Are you tired of reading the same old literary analysis essays over and over again throughout the year? I had the same problem last year during fourth quarter, so I did a little research. The clouds parted and the light shown through when I found this post from Living in the Layers on graphic essays. A graphic essay is a visual that uses words, color, and other visual representations (like symbolism) to make a unified statement. Graphic essays allow more creativity, but assess the same skill sets when it comes to assessing an essay for a claim, facts, and commentary. I suggest assigning the graphic essay further into the year after you have assessed your students' abilities in the aforementioned areas.

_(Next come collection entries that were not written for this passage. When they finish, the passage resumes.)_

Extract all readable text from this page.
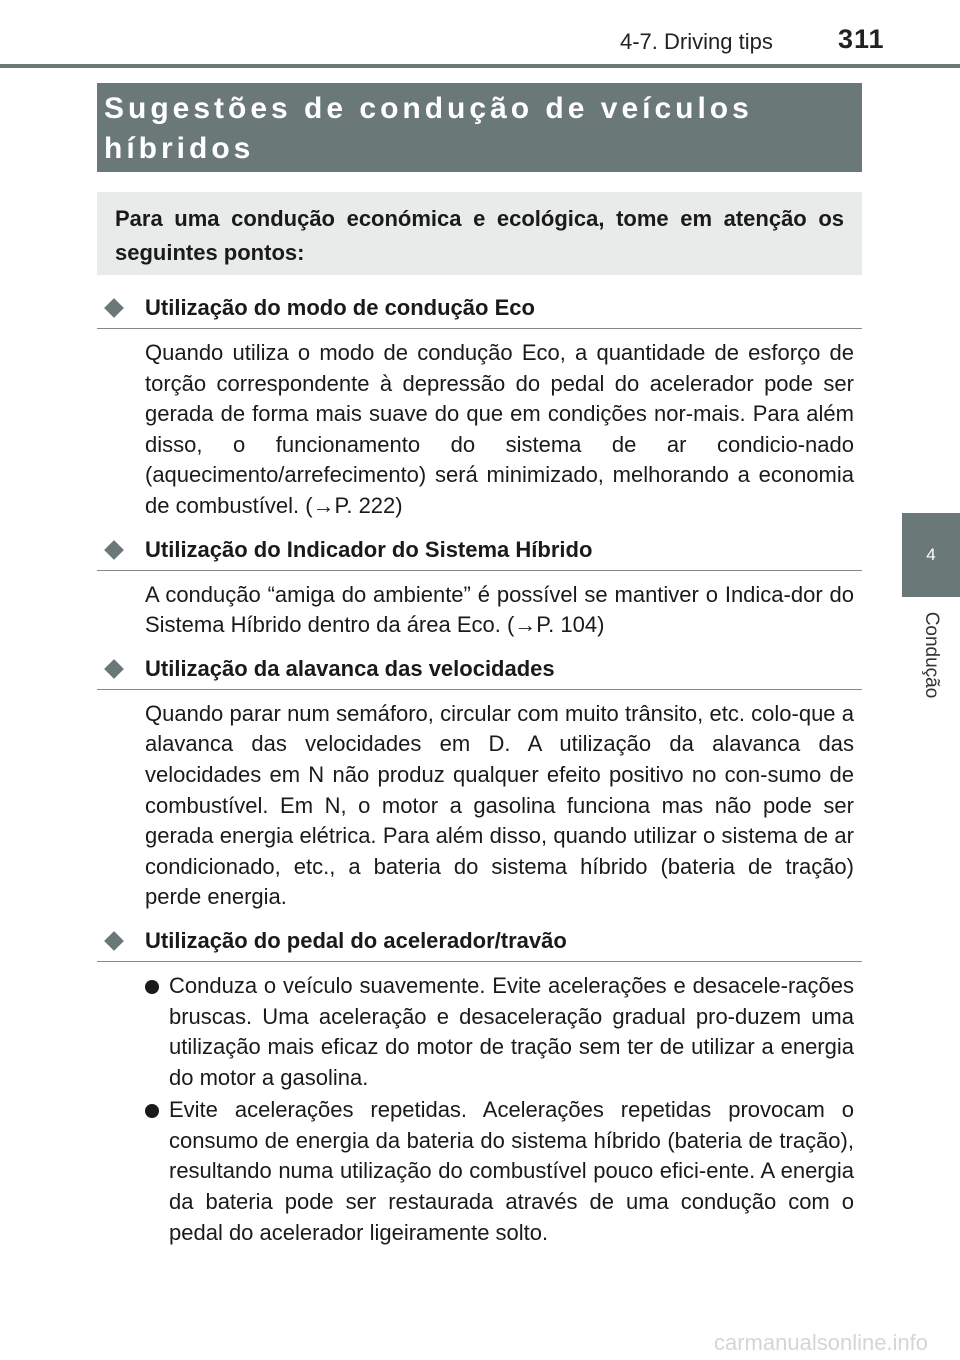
4-7. Driving tips 311
4
Condução
Sugestões de condução de veículos híbridos
Para uma condução económica e ecológica, tome em atenção os seguintes pontos:
Utilização do modo de condução Eco

Quando utiliza o modo de condução Eco, a quantidade de esforço de torção correspondente à depressão do pedal do acelerador pode ser gerada de forma mais suave do que em condições nor-mais. Para além disso, o funcionamento do sistema de ar condicio-nado (aquecimento/arrefecimento) será minimizado, melhorando a economia de combustível. (→P. 222)

Utilização do Indicador do Sistema Híbrido

A condução “amiga do ambiente” é possível se mantiver o Indica-dor do Sistema Híbrido dentro da área Eco. (→P. 104)

Utilização da alavanca das velocidades

Quando parar num semáforo, circular com muito trânsito, etc. colo-que a alavanca das velocidades em D. A utilização da alavanca das velocidades em N não produz qualquer efeito positivo no con-sumo de combustível. Em N, o motor a gasolina funciona mas não pode ser gerada energia elétrica. Para além disso, quando utilizar o sistema de ar condicionado, etc., a bateria do sistema híbrido (bateria de tração) perde energia.

Utilização do pedal do acelerador/travão
Conduza o veículo suavemente. Evite acelerações e desacele-rações bruscas. Uma aceleração e desaceleração gradual pro-duzem uma utilização mais eficaz do motor de tração sem ter de utilizar a energia do motor a gasolina.
Evite acelerações repetidas. Acelerações repetidas provocam o consumo de energia da bateria do sistema híbrido (bateria de tração), resultando numa utilização do combustível pouco efici-ente. A energia da bateria pode ser restaurada através de uma condução com o pedal do acelerador ligeiramente solto.
carmanualsonline.info
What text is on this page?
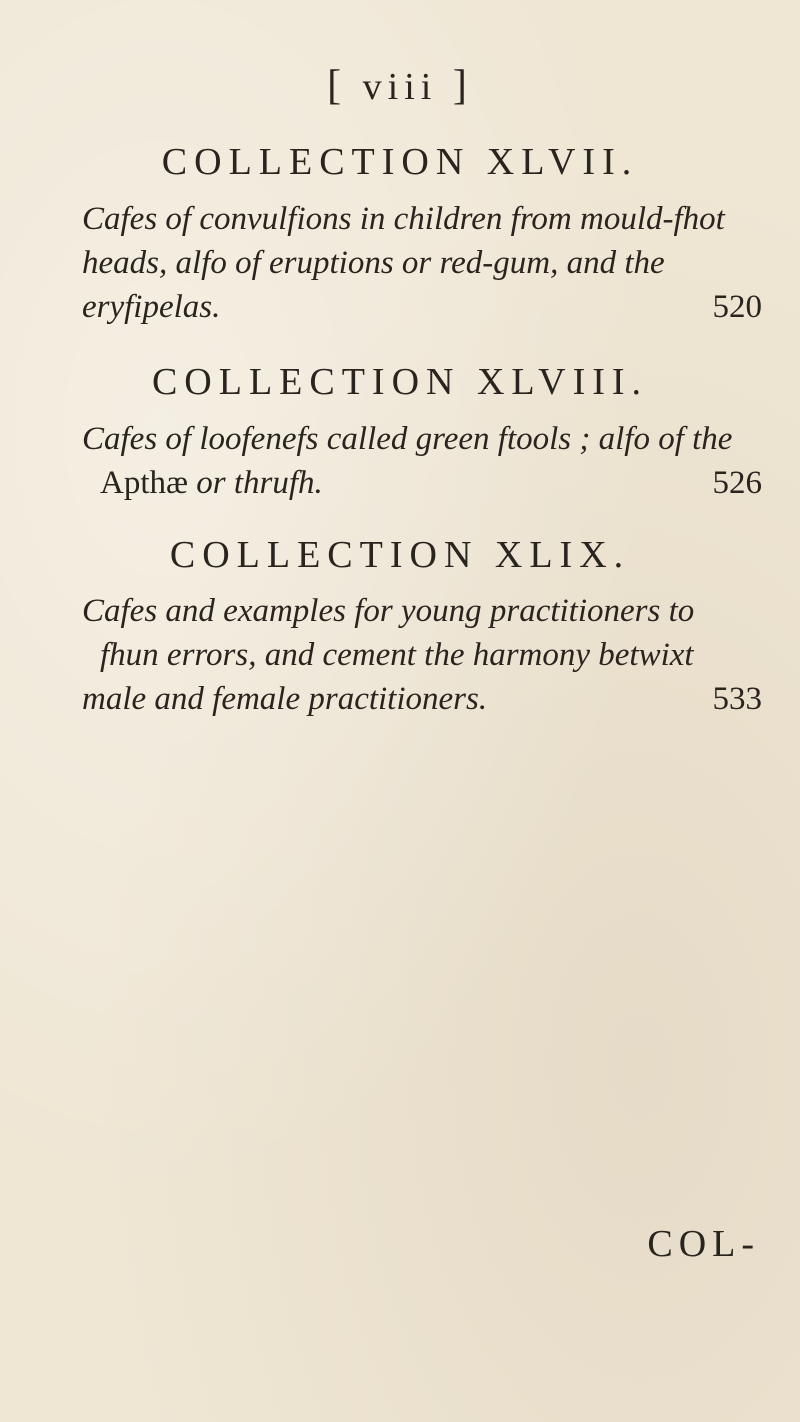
[ viii ]
COLLECTION XLVII.
Cafes of convulfions in children from mould-fhot
heads, alfo of eruptions or red-gum, and the
eryfipelas.	520
COLLECTION XLVIII.
Cafes of loofenefs called green ftools ; alfo of the
Apthæ or thrufh.	526
COLLECTION XLIX.
Cafes and examples for young practitioners to
fhun errors, and cement the harmony betwixt
male and female practitioners.	533
COL-
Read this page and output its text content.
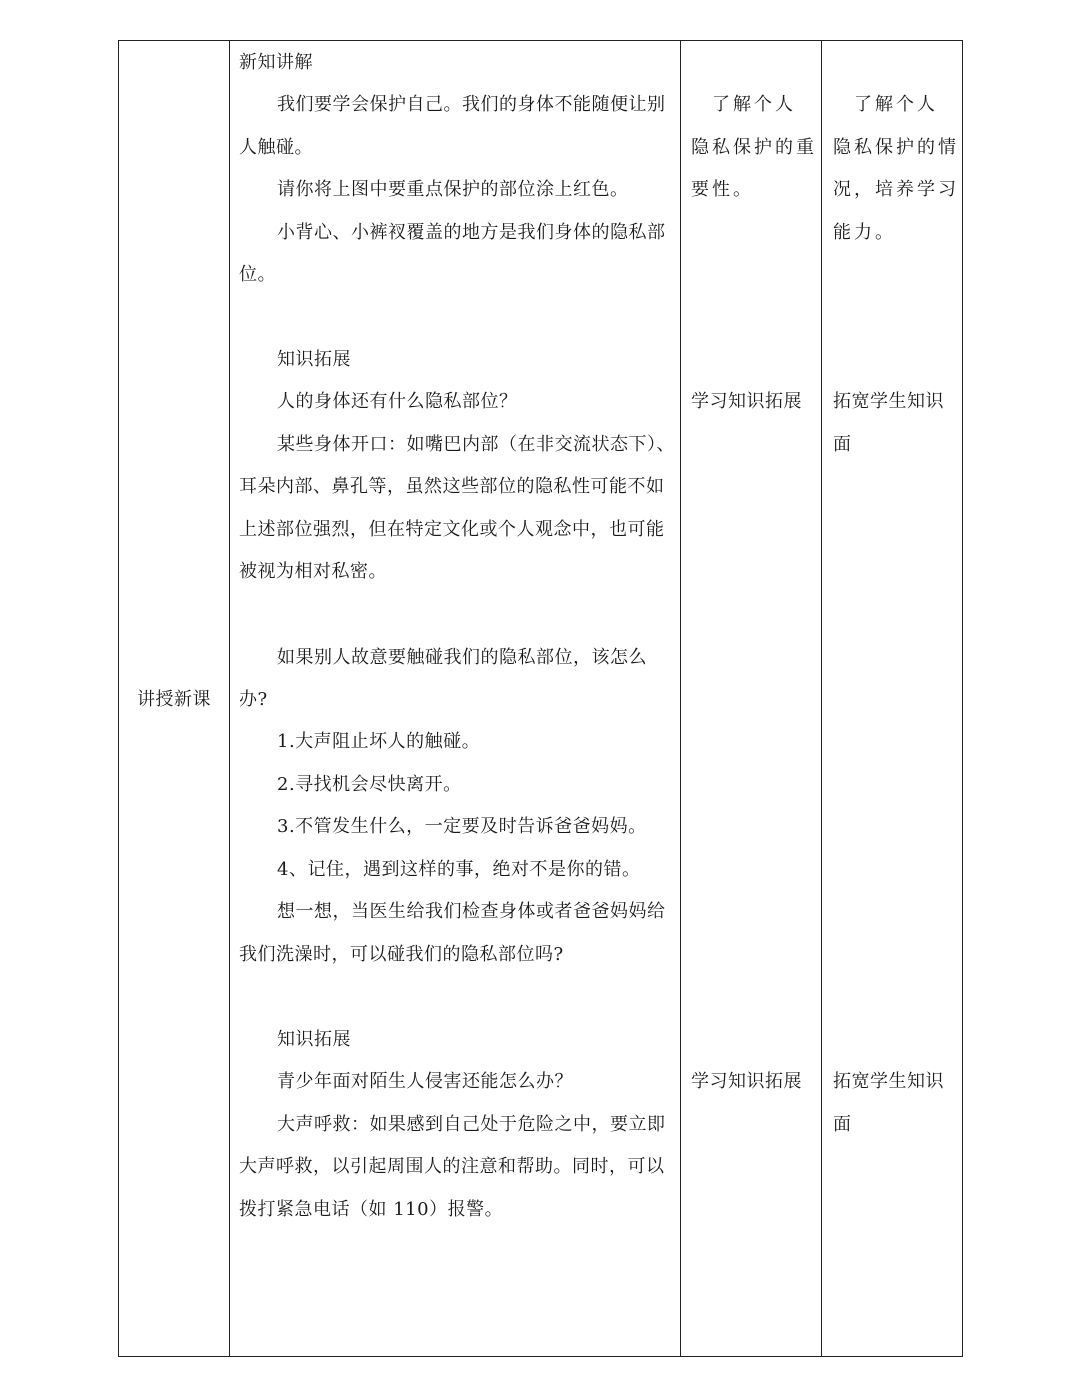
讲授新课
新知讲解
我们要学会保护自己。我们的身体不能随便让别
人触碰。
请你将上图中要重点保护的部位涂上红色。
小背心、小裤衩覆盖的地方是我们身体的隐私部
位。
知识拓展
人的身体还有什么隐私部位？
某些身体开口：如嘴巴内部（在非交流状态下）、
耳朵内部、鼻孔等，虽然这些部位的隐私性可能不如
上述部位强烈，但在特定文化或个人观念中，也可能
被视为相对私密。
如果别人故意要触碰我们的隐私部位，该怎么
办?
1.大声阻止坏人的触碰。
2.寻找机会尽快离开。
3.不管发生什么，一定要及时告诉爸爸妈妈。
4、记住，遇到这样的事，绝对不是你的错。
想一想，当医生给我们检查身体或者爸爸妈妈给
我们洗澡时，可以碰我们的隐私部位吗?
知识拓展
青少年面对陌生人侵害还能怎么办？
大声呼救：如果感到自己处于危险之中，要立即
大声呼救，以引起周围人的注意和帮助。同时，可以
拨打紧急电话（如 110）报警。
　了解个人
隐私保护的重
要性。
学习知识拓展
学习知识拓展
　了解个人
隐私保护的情
况，培养学习
能力。
拓宽学生知识
面
拓宽学生知识
面
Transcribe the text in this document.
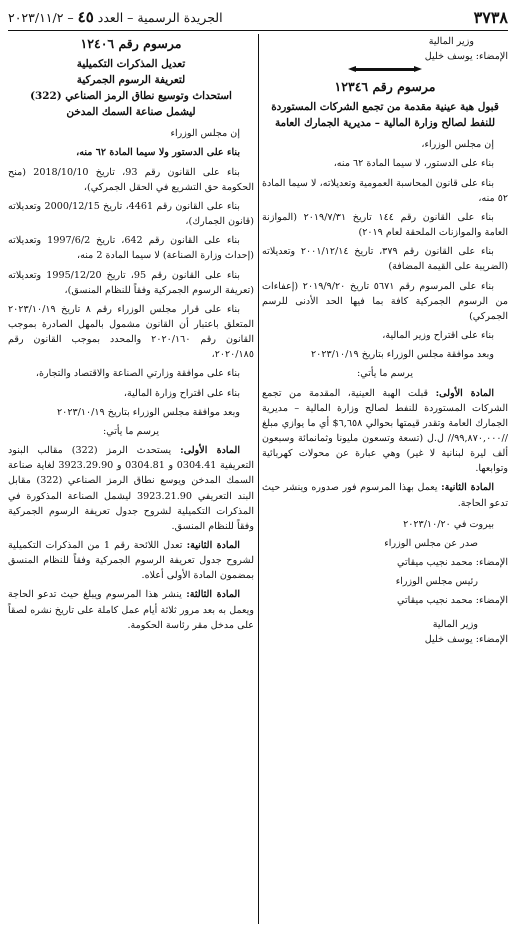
٣٧٣٨
الجريدة الرسمية – العدد ٤٥ – ٢٠٢٣/١١/٢

وزير المالية

الإمضاء: يوسف خليل

مرسوم رقم ١٢٣٤٦
قبول هبة عينية مقدمة من تجمع الشركات المستوردة للنفط لصالح وزارة المالية – مديرية الجمارك العامة

إن مجلس الوزراء،

بناء على الدستور، لا سيما المادة ٦٢ منه،

بناء على قانون المحاسبة العمومية وتعديلاته، لا سيما المادة ٥٢ منه،

بناء على القانون رقم ١٤٤ تاريخ ٢٠١٩/٧/٣١ (الموازنة العامة والموازنات الملحقة لعام ٢٠١٩)

بناء على القانون رقم ٣٧٩، تاريخ ٢٠٠١/١٢/١٤ وتعديلاته (الضريبة على القيمة المضافة)

بناء على المرسوم رقم ٥٦٧١ تاريخ ٢٠١٩/٩/٢٠ (إعفاءات من الرسوم الجمركية كافة بما فيها الحد الأدنى للرسم الجمركي)

بناء على اقتراح وزير المالية،

وبعد موافقة مجلس الوزراء بتاريخ ٢٠٢٣/١٠/١٩

يرسم ما يأتي:

المادة الأولى: قبلت الهبة العينية، المقدمة من تجمع الشركات المستوردة للنفط لصالح وزارة المالية – مديرية الجمارك العامة وتقدر قيمتها بحوالي ٦,٦٥٨$ أي ما يوازي مبلغ //٩٩,٨٧٠,٠٠٠// ل.ل (تسعة وتسعون مليونا وثمانمائة وسبعون ألف ليرة لبنانية لا غير) وهي عبارة عن محولات كهربائية وتوابعها.

المادة الثانية: يعمل بهذا المرسوم فور صدوره وينشر حيث تدعو الحاجة.

بيروت في ٢٠٢٣/١٠/٢٠

صدر عن مجلس الوزراء

الإمضاء: محمد نجيب ميقاتي

رئيس مجلس الوزراء

الإمضاء: محمد نجيب ميقاتي

وزير المالية

الإمضاء: يوسف خليل

مرسوم رقم ١٢٤٠٦
تعديل المذكرات التكميلية
لتعريفة الرسوم الجمركية
استحداث وتوسيع نطاق الرمز الصناعي (322)
ليشمل صناعة السمك المدخن

إن مجلس الوزراء

بناء على الدستور ولا سيما المادة ٦٢ منه،

بناء على القانون رقم 93، تاريخ 2018/10/10 (منح الحكومة حق التشريع في الحقل الجمركي)،

بناء على القانون رقم 4461، تاريخ 2000/12/15 وتعديلاته (قانون الجمارك)،

بناء على القانون رقم 642، تاريخ 1997/6/2 وتعديلاته (إحداث وزارة الصناعة) لا سيما المادة 2 منه،

بناء على القانون رقم 95، تاريخ 1995/12/20 وتعديلاته (تعريفة الرسوم الجمركية وفقاً للنظام المنسق)،

بناء على قرار مجلس الوزراء رقم ٨ تاريخ ٢٠٢٣/١٠/١٩ المتعلق باعتبار أن القانون مشمول بالمهل الصادرة بموجب القانون رقم ٢٠٢٠/١٦٠ والمحدد بموجب القانون رقم ٢٠٢٠/١٨٥،

بناء على موافقة وزارتي الصناعة والاقتصاد والتجارة،

بناء على اقتراح وزارة المالية،

وبعد موافقة مجلس الوزراء بتاريخ ٢٠٢٣/١٠/١٩

يرسم ما يأتي:

المادة الأولى: يستحدث الرمز (322) مقالب البنود التعريفية 0304.41 و 0304.81 و 3923.29.90 لغاية صناعة السمك المدخن ويوسع نطاق الرمز الصناعي (322) مقابل البند التعريفي 3923.21.90 ليشمل الصناعة المذكورة في المذكرات التكميلية لشروح جدول تعريفة الرسوم الجمركية وفقاً للنظام المنسق.

المادة الثانية: تعدل اللائحة رقم 1 من المذكرات التكميلية لشروح جدول تعريفة الرسوم الجمركية وفقاً للنظام المنسق بمضمون المادة الأولى أعلاه.

المادة الثالثة: ينشر هذا المرسوم ويبلغ حيث تدعو الحاجة ويعمل به بعد مرور ثلاثة أيام عمل كاملة على تاريخ نشره لصقاً على مدخل مقر رئاسة الحكومة.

It should probably come at a time when students have been exhibiting proficiency in these areas, so they can focus more on the creative side of the assignment. I'm getting ahead of myself here, let me tell you how I took the information from Living in the Layers and made it my own.

Each year, my students read The Catcher in the Rye. Don't groan; you are forgetting what it's like to be an angsty teenager. As we read, we focus upon symbols and how those symbols directly relate to the theme of the novel. My students use a particular handout to track these symbols throughout our reading. Once we are finished with TCITR I assign the following:

"Literary Analysis: In The Catcher in the Rye, J.D. Salinger uses many symbols to support the thematic idea that maturation and the loss of innocence are an inevitable rite of passage for all of humanity. Prove this thematic statement using one particular symbol from the novel. Discuss the symbol’s meaning and how it connects and aides the development of Salinger’s message. You must use at least three quotes from the story that relate to that symbol and to Salinger’s message about maturation and the loss of innocence. But…. Your final product WILL NOT be a four-paragraph essay; it will be a graphic essay."

At first, this is confusing and daunting to students because they've only known essays to be a four-five paragraph written assignment. In order for them to better understand the task at hand, I give them a graphic essay outline. They work through the outline to organize their ideas before they start creating their masterpiece. I give them a week to work on this outside of class. The day the students' graphic essays are due, we do a gallery walk so the students can see each others' graphic essays. The students thoroughly enjoy looking at each others' essays, and I thoroughly enjoy actually grading them! This was an assignment I'm definitely repeating this year.